Abstract
We develop a helioseismic inversion algorithm that can be used to recover sub-surface vertical profiles of 2-dimensional supergranular flows from surface measurements of synthetic wave travel times. We carry out seismic wave-propagation simulations through a 2-dimensional section of a flow profile that resembles an averaged supergranule, and a starting model that has flows only at the surface. We assume that the wave measurements are entirely without realization noise for the purpose of our test. We expand the vertical profile of the supergranule stream function on a basis of B-splines. We iteratively update the B-spline coefficients of the supergranule model to reduce the travel-times differences observed between the two simulations. We carry out the exercise for four different vertical profiles peaking at different depths below the solar surface. We are able to accurately recover depth profiles of four supergranule models at depths up to $8-10\,\text{Mm}$ below the solar surface using $f-p_4$ modes, under the assumption that there is no realization noise. We are able to obtain the peak depth and the depth of the return flow for each model. A basis-resolved inversion performs significantly better than one where the flow field is inverted for at each point in the radial grid. This is an encouraging result and might act as a guide in developing more realistic inversion strategies that can be applied to supergranular flows in the Sun.
Highlights
Convective flows on the solar surface exhibit several length scales (Nordlund et al 2009)

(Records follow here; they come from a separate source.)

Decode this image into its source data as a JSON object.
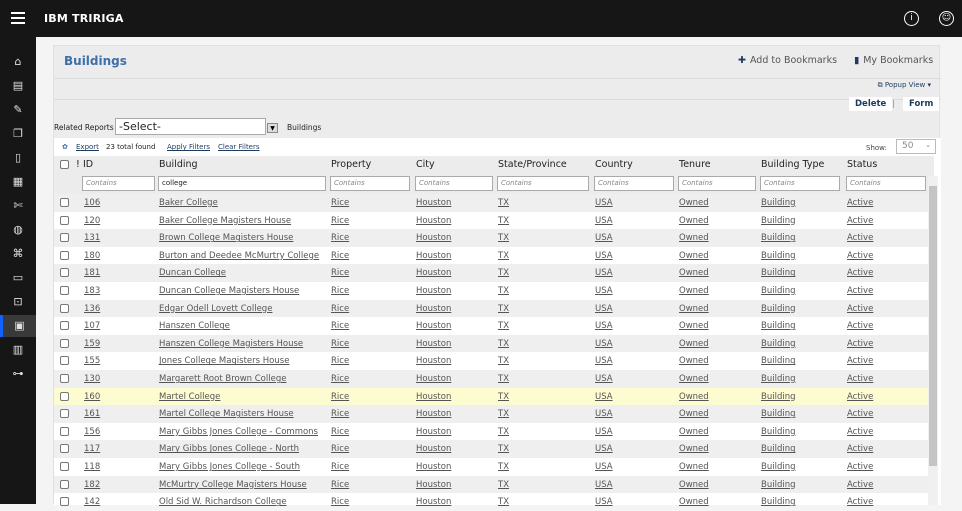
{
  "app": {
    "title": "IBM TRIRIGA",
    "info_icon": "info-icon",
    "user_icon": "user-icon"
  },
  "sidebar": [
    "home",
    "clipboard",
    "edit",
    "copy",
    "document",
    "dashboard",
    "tools",
    "globe",
    "network",
    "report",
    "briefcase",
    "portfolio",
    "archive",
    "hierarchy"
  ],
  "page": {
    "title": "Buildings",
    "add_bookmarks": "Add to Bookmarks",
    "my_bookmarks": "My Bookmarks",
    "popup_view": "Popup View",
    "delete": "Delete",
    "separator": "|",
    "form": "Form"
  },
  "reports": {
    "label": "Related Reports",
    "select": "-Select-",
    "name": "Buildings"
  },
  "toolbar": {
    "export": "Export",
    "total": "23 total found",
    "apply": "Apply Filters",
    "clear": "Clear Filters",
    "show_label": "Show:",
    "show_value": "50"
  },
  "columns": [
    "!",
    "ID",
    "Building",
    "Property",
    "City",
    "State/Province",
    "Country",
    "Tenure",
    "Building Type",
    "Status"
  ],
  "filters": {
    "placeholder": "Contains",
    "building": "college"
  },
  "rows": [
    [
      "106",
      "Baker College"
    ],
    [
      "120",
      "Baker College Magisters House"
    ],
    [
      "131",
      "Brown College Magisters House"
    ],
    [
      "180",
      "Burton and Deedee McMurtry College"
    ],
    [
      "181",
      "Duncan College"
    ],
    [
      "183",
      "Duncan College Magisters House"
    ],
    [
      "136",
      "Edgar Odell Lovett College"
    ],
    [
      "107",
      "Hanszen College"
    ],
    [
      "159",
      "Hanszen College Magisters House"
    ],
    [
      "155",
      "Jones College Magisters House"
    ],
    [
      "130",
      "Margarett Root Brown College"
    ],
    [
      "160",
      "Martel College"
    ],
    [
      "161",
      "Martel College Magisters House"
    ],
    [
      "156",
      "Mary Gibbs Jones College - Commons"
    ],
    [
      "117",
      "Mary Gibbs Jones College - North"
    ],
    [
      "118",
      "Mary Gibbs Jones College - South"
    ],
    [
      "182",
      "McMurtry College Magisters House"
    ],
    [
      "142",
      "Old Sid W. Richardson College"
    ]
  ],
  "common": {
    "property": "Rice",
    "city": "Houston",
    "state": "TX",
    "country": "USA",
    "tenure": "Owned",
    "type": "Building",
    "status": "Active"
  },
  "highlight_id": "160"
}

We develop a helioseismic inversion algorithm that can be used to recover subsurface vertical profiles of two-dimensional supergranular flows from surface measurements of synthetic wave travel times
We are able to accurately recover depth profiles of four supergranule models at depths up to 8−10 Mm below the solar surface using f − p4 modes under the assumption that there is no realization noise
Summary
Convective flows on the solar surface exhibit several length scales (Nordlund et al 2009). DeGrave et al (2014) tried validating time-distance SOLA inversions with realistic solar simulations and found that they could recover horizontal flows down to 5 Mm below the solar surface; but, unlike Švanda et al (2011), DeGrave et al were unable to infer vertical flows accurately The authors attributed this to differences in measurement and analysis techniques. Hanasoge (2014) and Bhattacharya & Hanasoge (2016) tried a different appraoch, which used full-waveform inversion (Tromp et al 2010) to update iteratively a Cartesian two-dimensional flow profile to minimize the travel-time misfit computed with respect to a model similar to the average supergranule from Duvall & Birch (2010) These authors found that seismic waves in their simulations were primarily sensitive to flow updates close to the solar surface and inversions focused on updating these layers at the expense of deeper layers.